Our current currencies and national economies are designed with the assumption that we organize ourselves in institutions and that power should be concentrated with a few to control many. This design is the opposite of humanity and it simply has to go. We know how to subvert dominance so we can achieve this with much less effort than we might imagine. If people can trust that their efforts for others will be valued in a public way that benefits them we will be much more likely to help others. Today we value income more than anything else and this leads to selfish collaboration. We need to design our economies so that outcomes are valued which will lead to collaborative selfishness.

Selfish collaboration is working with other people not for an outcome but for an income that is obtained long before the intended outcome is secured. Collaborative selfishness puts the self in the service of collaboration with others to achieve outcomes. The value is in the outcome. Bigger outcomes can be divided into smaller outcomes. The government can than continue to tax people that value income and can depend on the services of people that value outcomes. Our national economies and nation-states value income out of proportion and they aren’t capable of valuing outcomes and the people that are responsible for achieving them. Instead they believe that people that can get outcomes will be rewarded by a reasonable income.

People should be rewarded or punished for outcomes and these can be anything. Outcomes are rewarded or punished by other people so it’s up to the crowd to value whatever it wants to value. Governments can step in and prevent punishment for certain outcomes or prevent reward for certain other outcomes. We have to start thinking about how to make such a system work. Every day we wait is a day more of violations against humanity.

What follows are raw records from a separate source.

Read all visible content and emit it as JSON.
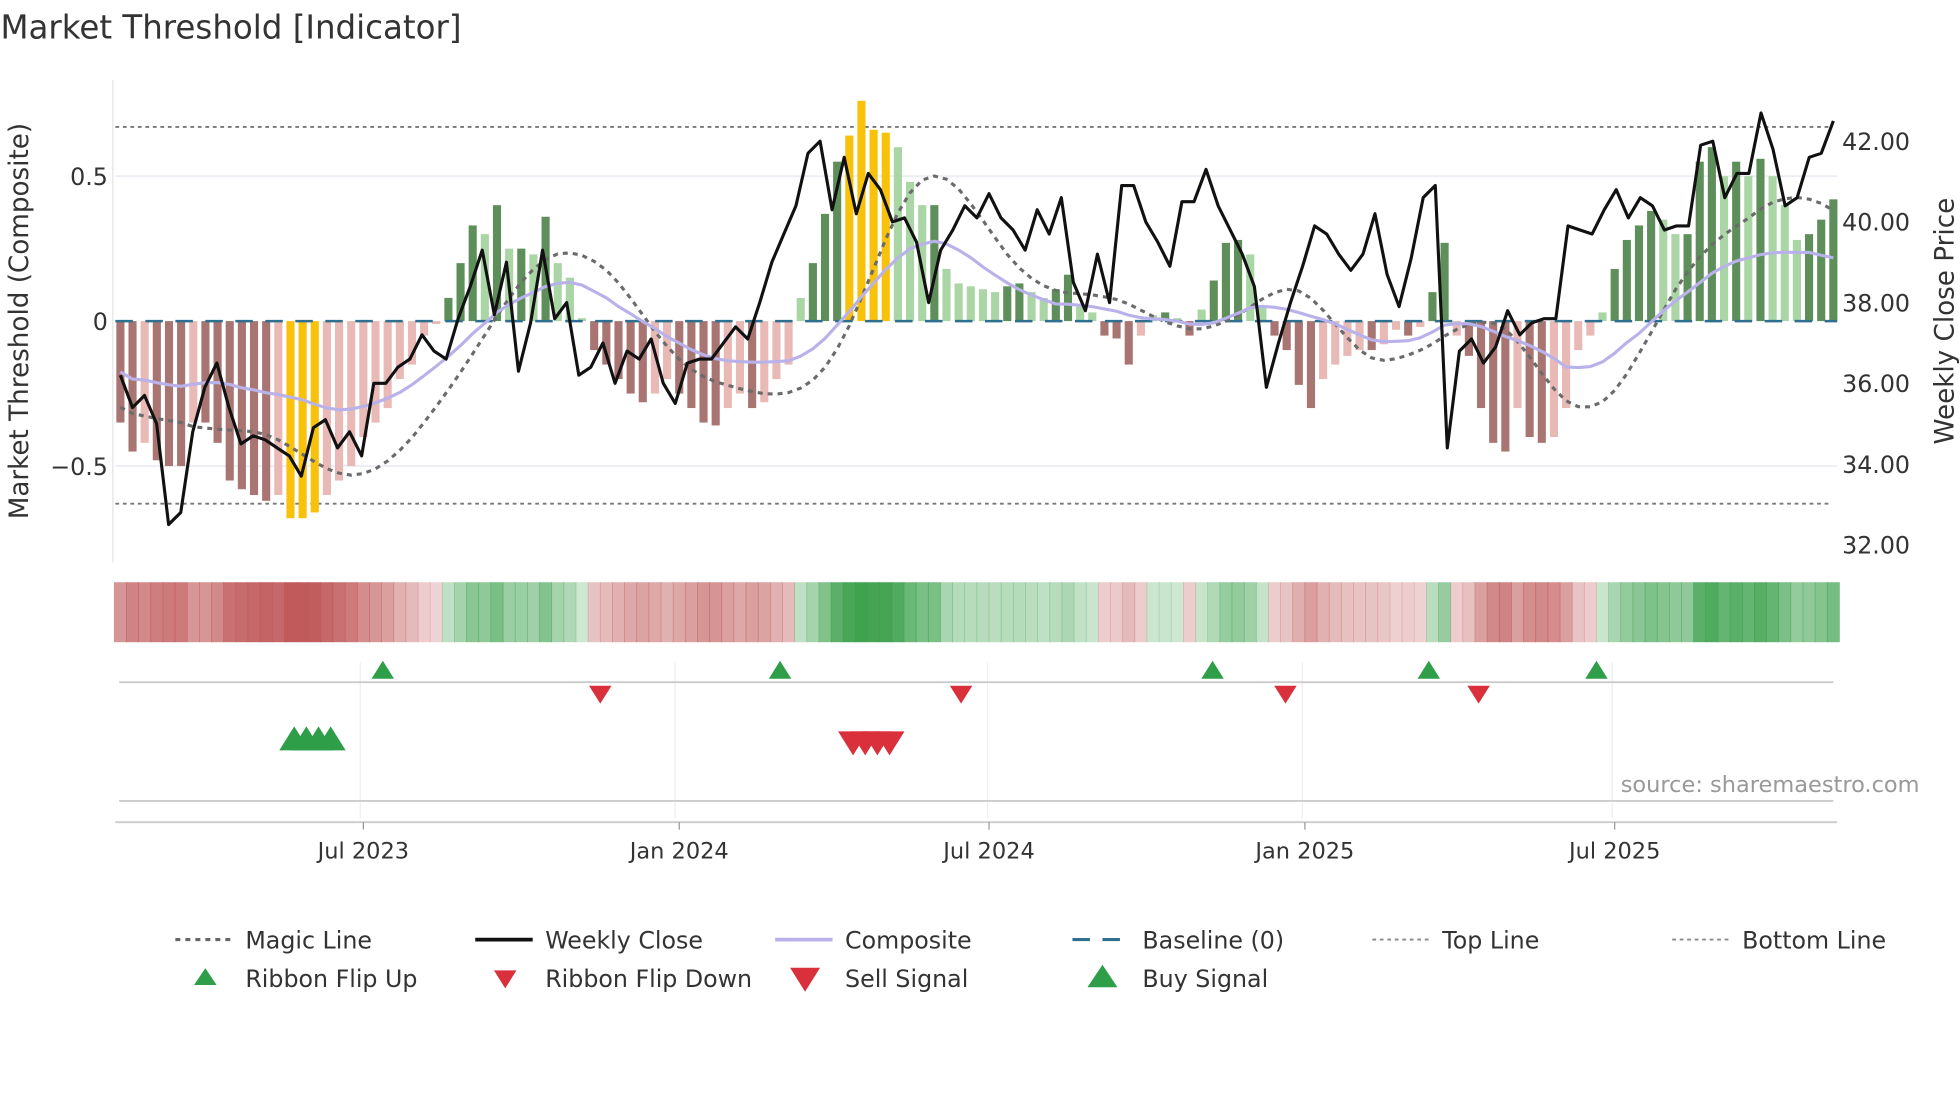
{
  "chart_data": {
    "type": "bar",
    "title": "Market Threshold [Indicator]",
    "ylabel": "Market Threshold (Composite)",
    "ylabel_right": "Weekly Close Price",
    "ylim": [
      -0.82,
      0.83
    ],
    "ylim_right": [
      31.6,
      43.5
    ],
    "yticks": [
      {
        "v": 0.5,
        "label": "0.5"
      },
      {
        "v": 0,
        "label": "0"
      },
      {
        "v": -0.5,
        "label": "−0.5"
      }
    ],
    "yticks_right": [
      {
        "v": 42,
        "label": "42.00"
      },
      {
        "v": 40,
        "label": "40.00"
      },
      {
        "v": 38,
        "label": "38.00"
      },
      {
        "v": 36,
        "label": "36.00"
      },
      {
        "v": 34,
        "label": "34.00"
      },
      {
        "v": 32,
        "label": "32.00"
      }
    ],
    "xticks": [
      {
        "week": 20,
        "label": "Jul 2023"
      },
      {
        "week": 46,
        "label": "Jan 2024"
      },
      {
        "week": 71.5,
        "label": "Jul 2024"
      },
      {
        "week": 97.5,
        "label": "Jan 2025"
      },
      {
        "week": 123,
        "label": "Jul 2025"
      }
    ],
    "top_line": 0.67,
    "bottom_line": -0.63,
    "composite_bars": [
      -0.35,
      -0.45,
      -0.42,
      -0.48,
      -0.5,
      -0.5,
      -0.35,
      -0.35,
      -0.42,
      -0.55,
      -0.58,
      -0.6,
      -0.62,
      -0.6,
      -0.68,
      -0.68,
      -0.66,
      -0.6,
      -0.55,
      -0.5,
      -0.4,
      -0.35,
      -0.3,
      -0.2,
      -0.15,
      -0.05,
      -0.01,
      0.08,
      0.2,
      0.33,
      0.3,
      0.4,
      0.25,
      0.25,
      0.23,
      0.36,
      0.2,
      0.15,
      0.01,
      -0.1,
      -0.15,
      -0.2,
      -0.25,
      -0.28,
      -0.25,
      -0.2,
      -0.25,
      -0.3,
      -0.35,
      -0.36,
      -0.3,
      -0.25,
      -0.3,
      -0.28,
      -0.2,
      -0.15,
      0.08,
      0.2,
      0.37,
      0.55,
      0.64,
      0.76,
      0.66,
      0.65,
      0.6,
      0.48,
      0.4,
      0.4,
      0.18,
      0.13,
      0.12,
      0.11,
      0.1,
      0.12,
      0.13,
      0.1,
      0.08,
      0.11,
      0.16,
      0.06,
      0.03,
      -0.05,
      -0.06,
      -0.15,
      -0.05,
      0.02,
      0.03,
      0.01,
      -0.05,
      0.04,
      0.14,
      0.27,
      0.28,
      0.23,
      0.05,
      -0.05,
      -0.1,
      -0.22,
      -0.3,
      -0.2,
      -0.15,
      -0.12,
      -0.1,
      -0.1,
      -0.08,
      -0.03,
      -0.05,
      -0.02,
      0.1,
      0.27,
      -0.05,
      -0.12,
      -0.3,
      -0.42,
      -0.45,
      -0.3,
      -0.4,
      -0.42,
      -0.4,
      -0.3,
      -0.1,
      -0.05,
      0.03,
      0.18,
      0.28,
      0.33,
      0.38,
      0.35,
      0.3,
      0.3,
      0.55,
      0.6,
      0.5,
      0.55,
      0.5,
      0.56,
      0.5,
      0.4,
      0.28,
      0.3,
      0.35,
      0.42
    ],
    "weekly_close": [
      36.2,
      35.4,
      35.7,
      35.0,
      32.5,
      32.8,
      34.8,
      35.9,
      36.5,
      35.4,
      34.5,
      34.7,
      34.6,
      34.4,
      34.2,
      33.7,
      34.9,
      35.1,
      34.4,
      34.8,
      34.2,
      36.0,
      36.0,
      36.4,
      36.6,
      37.2,
      36.8,
      36.6,
      37.6,
      38.4,
      39.3,
      37.7,
      39.0,
      36.3,
      37.5,
      39.3,
      37.6,
      38.0,
      36.2,
      36.4,
      37.0,
      36.0,
      36.8,
      36.6,
      37.1,
      36.0,
      35.5,
      36.5,
      36.6,
      36.6,
      37.0,
      37.4,
      37.1,
      38.0,
      39.0,
      39.7,
      40.4,
      41.7,
      42.0,
      40.3,
      41.6,
      40.2,
      41.2,
      40.8,
      40.0,
      40.1,
      39.5,
      38.0,
      39.3,
      39.8,
      40.4,
      40.1,
      40.7,
      40.1,
      39.8,
      39.3,
      40.3,
      39.7,
      40.6,
      38.5,
      37.8,
      39.2,
      38.0,
      40.9,
      40.9,
      40.0,
      39.5,
      38.9,
      40.5,
      40.5,
      41.3,
      40.4,
      39.8,
      39.2,
      38.4,
      35.9,
      37.0,
      38.0,
      38.9,
      39.9,
      39.7,
      39.2,
      38.8,
      39.2,
      40.2,
      38.7,
      37.9,
      39.1,
      40.6,
      40.9,
      34.4,
      36.8,
      37.1,
      36.5,
      36.9,
      37.8,
      37.2,
      37.5,
      37.6,
      37.6,
      39.9,
      39.8,
      39.7,
      40.3,
      40.8,
      40.1,
      40.6,
      40.4,
      39.8,
      39.9,
      39.9,
      41.9,
      42.0,
      40.6,
      41.2,
      41.2,
      42.7,
      41.8,
      40.4,
      40.6,
      41.6,
      41.7,
      42.5
    ],
    "ribbon_flip_up_weeks": [
      21.6,
      54.3,
      89.9,
      107.7,
      121.5
    ],
    "ribbon_flip_down_weeks": [
      39.5,
      69.2,
      95.9,
      111.8
    ],
    "buy_signal_weeks": [
      14,
      15,
      16,
      17
    ],
    "sell_signal_weeks": [
      60,
      61,
      62,
      63
    ],
    "legend_placement": "bottom",
    "legend": [
      {
        "key": "magic",
        "label": "Magic Line"
      },
      {
        "key": "close",
        "label": "Weekly Close"
      },
      {
        "key": "composite",
        "label": "Composite"
      },
      {
        "key": "baseline",
        "label": "Baseline (0)"
      },
      {
        "key": "top",
        "label": "Top Line"
      },
      {
        "key": "bottom",
        "label": "Bottom Line"
      },
      {
        "key": "flipup",
        "label": "Ribbon Flip Up"
      },
      {
        "key": "flipdown",
        "label": "Ribbon Flip Down"
      },
      {
        "key": "sell",
        "label": "Sell Signal"
      },
      {
        "key": "buy",
        "label": "Buy Signal"
      }
    ],
    "source": "source: sharemaestro.com",
    "colors": {
      "pos_dark": "#5e8f5a",
      "pos_light": "#a9d6a4",
      "neg_dark": "#a87572",
      "neg_light": "#e8b9b5",
      "extreme": "#f8c10a",
      "close": "#111111",
      "composite": "#b9b2ea",
      "magic": "#6b6b6b",
      "baseline": "#2f6f8f",
      "buy": "#2e9e48",
      "sell": "#d9303c"
    }
  }
}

{ 1 comment… read it below or add one }

Guy 03.18.09 at 2:04 am

I’ve been thinking about this sort of thing for the past 3 years (so a newbie I guess). However, one thing I’m pretty certain about is that if you have any central hub capable of exerting control, then that’s exactly what it will do and we’ll be right back where we started.

“Such a system can easily co-exist with our current currencies.”

No, it can’t. Because the DNA of money is not humanised. It’s an instrument of population control first and foremost. Don’t get me wrong, money and similar forms of control helped the human race evolve to where we are now - but they’ve become obsolete (a testament to their success). They’ve got us to a point in our cultural evolution where we can value outcomes, but they are not designed to value outcomes as you so rightly point out in the article.

“Governments can step in and prevent punishment for certain outcomes or prevent reward for certain other outcomes.”

No. The mob must rule., not governments. Governments, like money, are quickly becoming obsolete centralised control mechanisms. The value of outcomes must be decentralised, because any form of centralised top-down control will eventually become self-serving and we’ll be back to valuing incomes.